A Petrobras voltou a produzir ureia – um dos tipos de fertilizantes mais utilizados no mundo – na fábrica da companhia Araucária Nitrogenados S.A. (Ansa), em Araucária, na região metropolitana de Curitiba. A unidade chegou a ficar seis anos sem produzir o insumo agrícola.

A volta da produção, iniciada nesta quinta-feira (30), é vista como uma forma de o Brasil diminuir a importação de fertilizantes, dependendo menos do mercado externo, que enfrentou restrição de oferta e aumento de preços com a guerra na Ucrânia, iniciada em 2022.
O Brasil é um dos principais consumidores de fertilizantes do mundo e importa cerca de 80% do volume que utiliza. Com amplo uso na agricultura, os fertilizantes são substâncias que levam nutrientes às plantas e favorecem o crescimento e, por consequência, na ampliação da produção de alimentos.
O diretor industrial e presidente interino da Ansa, Marcelo dos Santos Faria, aponta que a produção de fertilizante é uma “operação estratégica”.
“A Ansa volta a produzir ureia em um momento em que ampliar a capacidade interna desse insumo é cada vez mais relevante para o Brasil”, diz.
Hibernada em 2020
A Ansa é uma subsidiária da Petrobras e estava hibernada, isto é, parada, desde 2020. À época, a justificativa para interrupção das atividades foi a de que a unidade operava com prejuízo.
A decisão de reativar a fábrica de Araucária foi anunciada em 2024. Na primeira entrevista após assumir o cargo, em maio de 2024, a presidente da Petrobras, Magda Chambriard, manifestou o interesse da estatal em investir na produção doméstica do insumo agrícola.

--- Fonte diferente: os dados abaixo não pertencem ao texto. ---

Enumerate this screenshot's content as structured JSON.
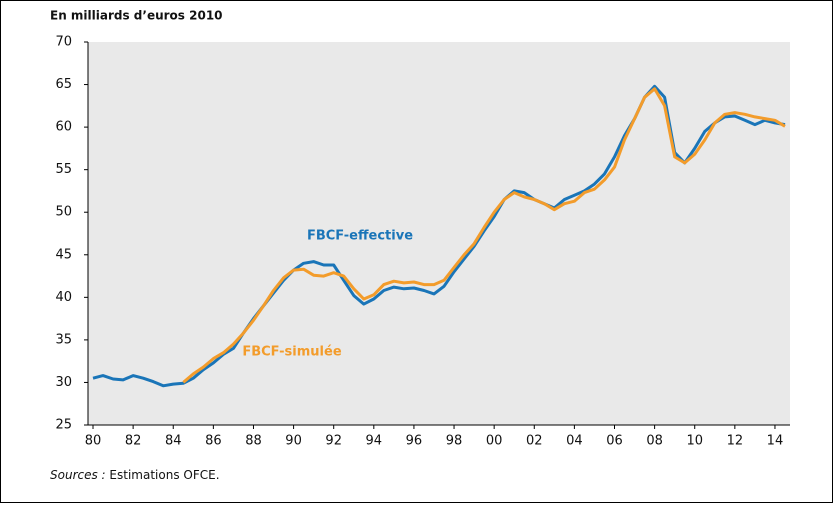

Para voltar a produzir fertilizantes em Araucária, a Petrobras investiu R$ 870 milhões. A fábrica passou por um ciclo de preparação, com manutenções, inspeções técnicas, testes operacionais e recomposição de equipes.
Vizinha de refinaria
A ureia é o terceiro produto a ser obtido pela fábrica reativada. A Ansa já produzia outro tipo de fertilizante, a amônia, além de Agente Redutor Líquido Automotivo (Arla 32), utilizado no controle de emissões de veículos a diesel.
A unidade tem capacidade de produção de 720 mil toneladas/ano de ureia, o que corresponde a cerca de 8% do mercado nacional; 475 mil toneladas/ano de amônia e 450 mil m³/ano de Arla 32.
A Araucária Nitrogenados fica ao lado da Refinaria Presidente Getulio Vargas (Repar), também da Petrobras. O gás natural é uma das matérias-primas para fabricação de ureia.
Foco em fertilizantes
A retomada da Ansa faz parte de uma ação mais ampla da Petrobras no mercado de fertilizantes no país.
Em maio do ano passado, a estatal assinou acordo para reassumir a posse e a produção de duas fábricas de fertilizantes (Fafen), em Camaçari, na Bahia, e em Laranjeiras, em Sergipe, paradas desde 2023.
As duas unidades tinham sido arrendadas à empresa privada Proquigel em 2019, mas foram hibernadas em 2023 por causa de dificuldades financeiras.
A unidade da Bahia voltou a produzir em janeiro de 2026; a de Sergipe, em dezembro de 2025.
Com a produção em Sergipe, Bahia e Paraná, a participação da Petrobras no mercado interno de ureia deve alcançar aproximadamente 20%, segundo estimativa da companhia.
Ampliação de produção
Além disso, a Petrobras segue com a conclusão da Unidade de Fertilizantes Nitrogenados III (UFN-III), em Três Lagoas, em Mato Grosso do Sul, que deve iniciar operação comercial em 2029. Dessa forma, a participação da Petrobras no mercado nacional de ureia subirá para 35%.
O diretor de Processos Industriais da companhia, William França, reforça que o setor de fertilizantes é estratégico para a Petrobras.
“Com as Fafens e, agora, a Ansa em pleno funcionamento, reduzimos a dependência externa de ureia e fortalecemos a cadeia produtiva do agronegócio e da indústria nacional”.
A retomada da produção de ureia foi celebrada pela Federação Única dos Petroleiros (FUP), que representa 14 sindicatos de trabalhadores da indústria de óleo e gás.
Trabalhadores
A fase mobilização para retomar a produção gerou mais de 2 mil empregos. Segundo a estatal, cerca de 700 pessoas trabalharão na operação regular da fábrica.
A coordenadora-geral da FUP, Cibele Vieira, afirmou, em nota, que “é com muita emoção que comemoramos o início da produção”.
Para ela, é o maior símbolo de que “a luta vale a pena”.
“Mesmo que no imediato não conseguimos impedir o fechamento da fábrica, a resistência possibilitou a retomada”, completou.